The story follows Oedipa Maas becoming executor of dead ex-boyfriend's estate. Soon, Oedipa becomes part of a mystery of which she becomes convinced is part of a worldwide conspiracy which has, partly, to do with the U.S. Postal Service and the symbol of the Tristero. What’s important is not whether Oedipa solves the mystery or not, as part of the beauty of this novel is chaos and confusion which surrounded the turbulent era of the 1960s. Oedipa is lost in a fragmented world, and the goal of the story to an attempt, however futile, to weave together the disparate parts of a culture that is breaking apart at the seams. Ultimately the book is about communication, and the failed attempts thereof, in the modern world.

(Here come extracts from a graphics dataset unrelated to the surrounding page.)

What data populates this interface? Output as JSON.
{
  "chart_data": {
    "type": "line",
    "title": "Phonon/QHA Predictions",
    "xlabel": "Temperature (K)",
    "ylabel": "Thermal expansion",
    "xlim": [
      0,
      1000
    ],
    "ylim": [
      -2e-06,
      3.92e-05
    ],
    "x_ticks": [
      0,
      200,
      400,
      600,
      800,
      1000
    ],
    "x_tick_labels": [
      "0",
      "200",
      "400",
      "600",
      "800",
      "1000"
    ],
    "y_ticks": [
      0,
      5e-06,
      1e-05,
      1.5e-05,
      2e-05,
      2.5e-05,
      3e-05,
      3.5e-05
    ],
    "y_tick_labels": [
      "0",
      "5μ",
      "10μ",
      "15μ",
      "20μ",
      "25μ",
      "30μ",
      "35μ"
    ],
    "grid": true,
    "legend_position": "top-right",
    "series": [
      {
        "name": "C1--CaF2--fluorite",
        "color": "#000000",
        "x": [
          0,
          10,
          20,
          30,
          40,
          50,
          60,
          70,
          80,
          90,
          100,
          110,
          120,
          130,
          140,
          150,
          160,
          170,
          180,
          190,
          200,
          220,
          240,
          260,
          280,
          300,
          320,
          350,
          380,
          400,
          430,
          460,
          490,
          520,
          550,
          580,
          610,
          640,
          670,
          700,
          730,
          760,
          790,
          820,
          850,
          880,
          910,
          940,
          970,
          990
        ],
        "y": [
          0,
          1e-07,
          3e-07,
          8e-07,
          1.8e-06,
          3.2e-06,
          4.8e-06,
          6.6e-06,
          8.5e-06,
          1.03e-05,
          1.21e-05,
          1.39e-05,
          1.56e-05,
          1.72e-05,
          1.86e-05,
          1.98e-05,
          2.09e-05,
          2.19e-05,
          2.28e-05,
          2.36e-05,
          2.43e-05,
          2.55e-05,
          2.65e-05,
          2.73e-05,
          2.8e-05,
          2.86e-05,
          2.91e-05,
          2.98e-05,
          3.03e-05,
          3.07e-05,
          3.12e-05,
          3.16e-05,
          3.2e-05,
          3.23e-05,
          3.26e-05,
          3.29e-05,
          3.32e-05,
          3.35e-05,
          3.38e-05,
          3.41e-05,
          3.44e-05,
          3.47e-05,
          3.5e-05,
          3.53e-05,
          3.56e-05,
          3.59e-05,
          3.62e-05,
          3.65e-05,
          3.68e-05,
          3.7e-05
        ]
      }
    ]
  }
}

2 - The Dispossessed by Ursula K. Le Guin
Ursula K. Le Guin is a sci-fi genius. Her body of work is impressive, but the one that rises to the top is this gem. The Dispossessed stars Shevek, a scientist who is working on a General Temporal Theory and achieves this by travelling to the neighboring planet Urras in order to further develop his research. Shevek comes from Anarres, an anarchistic world based on community and cooperation. Urras, on the other hand, is a society based on capitalism and individualism. The meat of this book is Shevek’s experience of both societies, learning to adapt to both worlds, and how this all ties in to him developing a theory of time which could end up changing the face of physics and space travel altogether. To me, this book is Le Guin treatise on anarcho-syndicalism: what would it be like if a world was allowed to flourish under such a system uninterrupted. For a book primarily filled with philosophical and political discussions between characters (and an almost 400 page count) it is actually quite captivating. There is so much more to discuss about the spiritual vivacity of the material Le Guin presents, but I am reserving my thoughts for later as I have an entire chapter dedicated to it in my new book, Shamanic Qabalah, coming out next year from Llewellyn Worldwide.
1 - VALIS by Philip K. Dick
Buckle your seat belts . . . this book is a psychotic break on the printed page, a shamanic initiation for the modern man. VALIS could be considered a memoir, actually, as the odyssey of the protagonist Horselover Fat mimics Philip K. Dick’s own personal experiences with (get this) being zapped in the head with a laser by God, which is actually an artificial satellite orbiting Earth called VALIS. This novel breaks down the boundaries of time and space, life and death, culminating in a Gnostic treatise regarding the conspiracy of religion, empire, and prophecy. PDK has claimed that this real-life experience assisted him in predicting his own son’s life-threatening hernia.
Despite the real-life correlations, the goal of VALIS seems to be exposing a government conspiracy to implement social control over the populace, which PDK calls the Black Iron Prison. This supposition is compounded by the fact the FBI actually at one time raided PDK’s home office while he was out, coming home to furniture overturned and files missing. VALIS is a mind fuck, plain and simple. It’s not a light read meant to entertain you. It is a book meant to provide an altered state of consciousness and it does so successfully if you dive in and make it your world. Word of warning though . . . there is an extreme risk of once you stare into the abyss, there is no looking back. Having passed away in ‘82, I like to imagine PDK’s orbiting us right now, zapping us in our heads with strange and unusual ideas that will help free us from our current bonds; he deserves a cosmic shout-out for this one!